For years, Hyde has used bold colors, pop icons and clever titles to comment on the modern Native American culture, including its commodification. That includes toying with the way our screens have mediated our experiences; the phone is a frequent frame.

So when the show said "go," Hyde began painting, against a red-orange backdrop, buffalo dancers' feet in traditional regalia. But the piece's focus is a phone being held in the foreground, capturing the scene.

He didn't win the challenge, but during the episode's "crit session," guest judge JiaJia Fei, a museum digital strategist, called it "a beautiful painting."

"Out of all the work here, it's the one that looks to me the most like art ... the one I would take home with me and add to my own collection."

Going into the show, Hyde was nervous about how he'd be edited, about how he'd look onscreen. But his jitters faded each time he entered the studio.

"That's my jam," he said. "That's where I'm me."

While some of his competitors played with wild, 3-D sculptures — think a giant, inflatable, resin banana — and tried new materials, Hyde stuck to his strength: painting, and quickly. Over his decades of working with acrylics, which can set six to 12 layers in a day, he accepted too many shows with a too-tight turnaround. Then his daughter was born, and speed became "a professional imperative."

With each of the show's six challenges, he said, he was the first to finish.

'No shortcut'

In a bright garage-turned-studio, Hyde loaded his brush with black paint. With smooth, sure strokes he outlined one figure, two.

Behind him hung a 6-by-10-foot mural layered with faded imagery from his childhood near Syracuse, N.Y. Athletes in motion. An old-school Big Boy logo. The former Syracuse University mascot, the so-called Saltine Warrior, in profile.

He takes hold of their built-in narratives, then tweaks them.

"I'm reclaiming that tapestry," he said of the piece, titled "You're in Onondaga Country," a play on the old banner, "You're in Orangeman Country."

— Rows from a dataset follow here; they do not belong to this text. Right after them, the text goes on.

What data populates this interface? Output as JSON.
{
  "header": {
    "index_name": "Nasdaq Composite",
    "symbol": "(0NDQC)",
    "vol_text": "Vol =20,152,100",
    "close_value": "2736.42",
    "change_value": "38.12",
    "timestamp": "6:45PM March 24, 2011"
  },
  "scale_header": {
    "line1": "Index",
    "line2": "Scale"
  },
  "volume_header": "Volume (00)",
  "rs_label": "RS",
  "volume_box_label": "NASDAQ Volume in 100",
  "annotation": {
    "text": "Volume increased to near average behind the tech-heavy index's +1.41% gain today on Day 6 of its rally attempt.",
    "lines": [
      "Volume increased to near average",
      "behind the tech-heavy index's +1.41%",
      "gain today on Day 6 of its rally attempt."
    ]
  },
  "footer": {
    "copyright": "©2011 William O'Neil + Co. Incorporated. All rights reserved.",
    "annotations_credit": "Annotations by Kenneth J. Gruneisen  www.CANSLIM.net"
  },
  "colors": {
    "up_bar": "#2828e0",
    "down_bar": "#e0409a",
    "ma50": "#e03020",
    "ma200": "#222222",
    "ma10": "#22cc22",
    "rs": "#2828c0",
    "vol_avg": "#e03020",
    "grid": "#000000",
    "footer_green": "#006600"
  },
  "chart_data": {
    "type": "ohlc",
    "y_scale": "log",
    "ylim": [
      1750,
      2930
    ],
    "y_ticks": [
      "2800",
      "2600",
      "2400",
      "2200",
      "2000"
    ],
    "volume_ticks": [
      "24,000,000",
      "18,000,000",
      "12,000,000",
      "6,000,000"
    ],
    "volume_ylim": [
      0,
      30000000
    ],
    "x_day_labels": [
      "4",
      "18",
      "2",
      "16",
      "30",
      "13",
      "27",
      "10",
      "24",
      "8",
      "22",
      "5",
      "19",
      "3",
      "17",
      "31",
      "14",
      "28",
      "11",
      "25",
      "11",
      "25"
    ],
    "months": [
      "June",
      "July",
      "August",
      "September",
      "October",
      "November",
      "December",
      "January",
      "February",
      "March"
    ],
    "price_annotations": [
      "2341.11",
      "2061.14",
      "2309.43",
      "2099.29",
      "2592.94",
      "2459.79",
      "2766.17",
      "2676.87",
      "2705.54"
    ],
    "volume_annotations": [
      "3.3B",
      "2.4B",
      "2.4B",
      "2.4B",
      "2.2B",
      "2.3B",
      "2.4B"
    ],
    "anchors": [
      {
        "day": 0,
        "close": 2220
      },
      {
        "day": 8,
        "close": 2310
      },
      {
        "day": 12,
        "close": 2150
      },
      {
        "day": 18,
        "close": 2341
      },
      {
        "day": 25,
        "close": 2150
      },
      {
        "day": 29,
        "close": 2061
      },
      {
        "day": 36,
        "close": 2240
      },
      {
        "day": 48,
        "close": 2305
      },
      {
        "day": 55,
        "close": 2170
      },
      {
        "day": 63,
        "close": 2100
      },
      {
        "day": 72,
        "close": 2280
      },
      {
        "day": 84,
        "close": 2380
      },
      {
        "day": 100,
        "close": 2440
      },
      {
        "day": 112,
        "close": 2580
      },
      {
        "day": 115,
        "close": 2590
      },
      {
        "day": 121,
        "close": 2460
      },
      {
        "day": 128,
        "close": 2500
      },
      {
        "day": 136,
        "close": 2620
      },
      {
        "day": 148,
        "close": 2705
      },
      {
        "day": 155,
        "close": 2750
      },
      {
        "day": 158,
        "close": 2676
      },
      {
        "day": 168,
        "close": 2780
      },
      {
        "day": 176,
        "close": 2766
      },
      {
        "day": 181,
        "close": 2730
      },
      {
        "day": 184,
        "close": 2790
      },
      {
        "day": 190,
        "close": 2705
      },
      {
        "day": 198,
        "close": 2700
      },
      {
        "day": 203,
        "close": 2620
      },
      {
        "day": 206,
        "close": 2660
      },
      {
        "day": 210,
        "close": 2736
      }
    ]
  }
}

Hyde grew up 6 miles outside of Syracuse, on his mother's Onondaga reservation. But he also spent lots of time in Santa Fe, where he assisted his father, a sculptor, in the studio. After playing in a rock band, he attended the Institute of American Indian Arts, studying writing before focusing on painting.

A gallery owner told him, at age 18, that painters hit their stride in their 50s. "Bullshit," he thought then. "But I kind of understand what they were trying to tell me, now that I'm in that neighborhood.

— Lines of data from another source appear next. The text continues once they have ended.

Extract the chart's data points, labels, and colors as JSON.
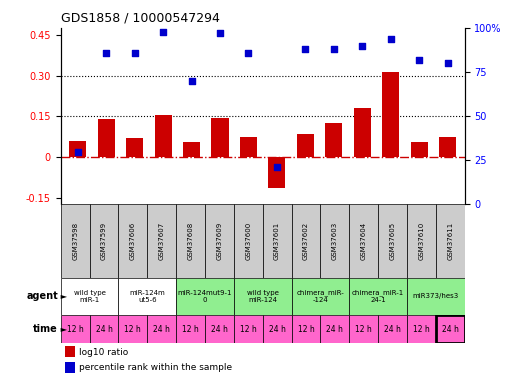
{
  "title": "GDS1858 / 10000547294",
  "gsm_labels": [
    "GSM37598",
    "GSM37599",
    "GSM37606",
    "GSM37607",
    "GSM37608",
    "GSM37609",
    "GSM37600",
    "GSM37601",
    "GSM37602",
    "GSM37603",
    "GSM37604",
    "GSM37605",
    "GSM37610",
    "GSM37611"
  ],
  "log10_ratio": [
    0.06,
    0.14,
    0.07,
    0.155,
    0.055,
    0.145,
    0.075,
    -0.115,
    0.085,
    0.125,
    0.18,
    0.315,
    0.055,
    0.075
  ],
  "percentile_rank": [
    30,
    86,
    86,
    98,
    70,
    97,
    86,
    21,
    88,
    88,
    90,
    94,
    82,
    80
  ],
  "agent_groups": [
    {
      "label": "wild type\nmiR-1",
      "span": [
        0,
        2
      ],
      "color": "#ffffff"
    },
    {
      "label": "miR-124m\nut5-6",
      "span": [
        2,
        4
      ],
      "color": "#ffffff"
    },
    {
      "label": "miR-124mut9-1\n0",
      "span": [
        4,
        6
      ],
      "color": "#90ee90"
    },
    {
      "label": "wild type\nmiR-124",
      "span": [
        6,
        8
      ],
      "color": "#90ee90"
    },
    {
      "label": "chimera_miR-\n-124",
      "span": [
        8,
        10
      ],
      "color": "#90ee90"
    },
    {
      "label": "chimera_miR-1\n24-1",
      "span": [
        10,
        12
      ],
      "color": "#90ee90"
    },
    {
      "label": "miR373/hes3",
      "span": [
        12,
        14
      ],
      "color": "#90ee90"
    }
  ],
  "time_labels": [
    "12 h",
    "24 h",
    "12 h",
    "24 h",
    "12 h",
    "24 h",
    "12 h",
    "24 h",
    "12 h",
    "24 h",
    "12 h",
    "24 h",
    "12 h",
    "24 h"
  ],
  "bar_color": "#cc0000",
  "dot_color": "#0000cc",
  "ylim_left": [
    -0.175,
    0.475
  ],
  "ylim_right": [
    0,
    133.33
  ],
  "yticks_left": [
    -0.15,
    0.0,
    0.15,
    0.3,
    0.45
  ],
  "ytick_left_labels": [
    "-0.15",
    "0",
    "0.15",
    "0.30",
    "0.45"
  ],
  "yticks_right": [
    0,
    33.33,
    66.67,
    100.0,
    133.33
  ],
  "ytick_right_labels": [
    "0",
    "25",
    "50",
    "75",
    "100%"
  ],
  "hlines": [
    0.15,
    0.3
  ],
  "zero_line_color": "#cc0000",
  "header_bg": "#cccccc",
  "pink_color": "#ff66cc",
  "pink_dark": "#cc00cc"
}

"There's no shortcut," he said. "You have to do the work, have to put the hours in the studio.

"I have been doing this for over 25 years but I feel like I'm just getting started."

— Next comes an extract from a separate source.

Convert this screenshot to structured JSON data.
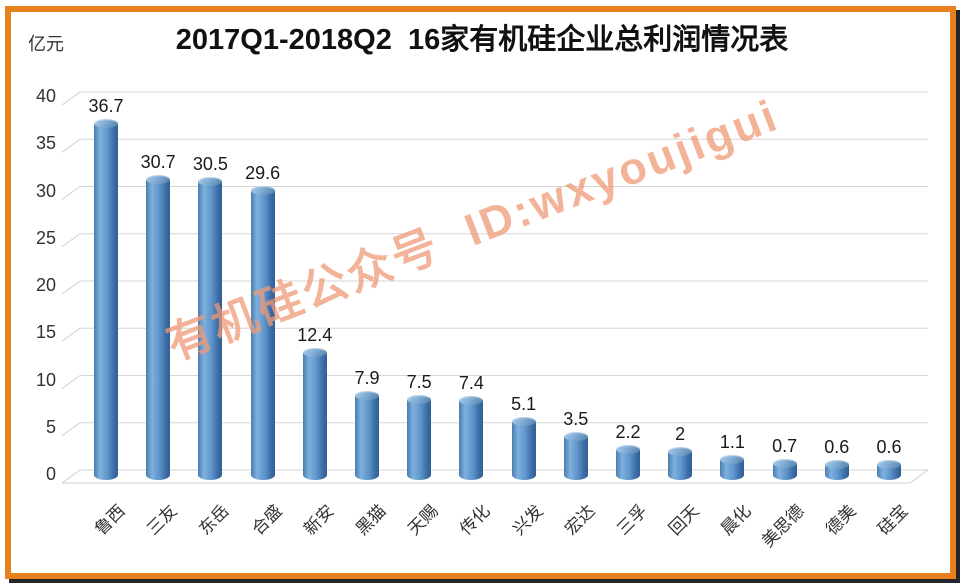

In small, strange ways, his past prepared him for reality TV. He and his wife, Courtney M. Leonard, had a studio in Santa Fe that was open to the public. There, they often worked outside as folks passed by and became comfortable making art in front of people.

He also stopped competing, long ago, with anyone but himself. Even on a show based on competing with other artists?

"Especially on a show where I'm competing with other artists," he said. "It doesn't faze me at all."

He has begun to incorporate the experience into his artwork, ever winking. A canvas in the corner of his studio features a familiar red logo: "As Seen on TV."

"The Exhibit: Finding the Next Great Artist" airs Friday at 9 p.m. on MTV.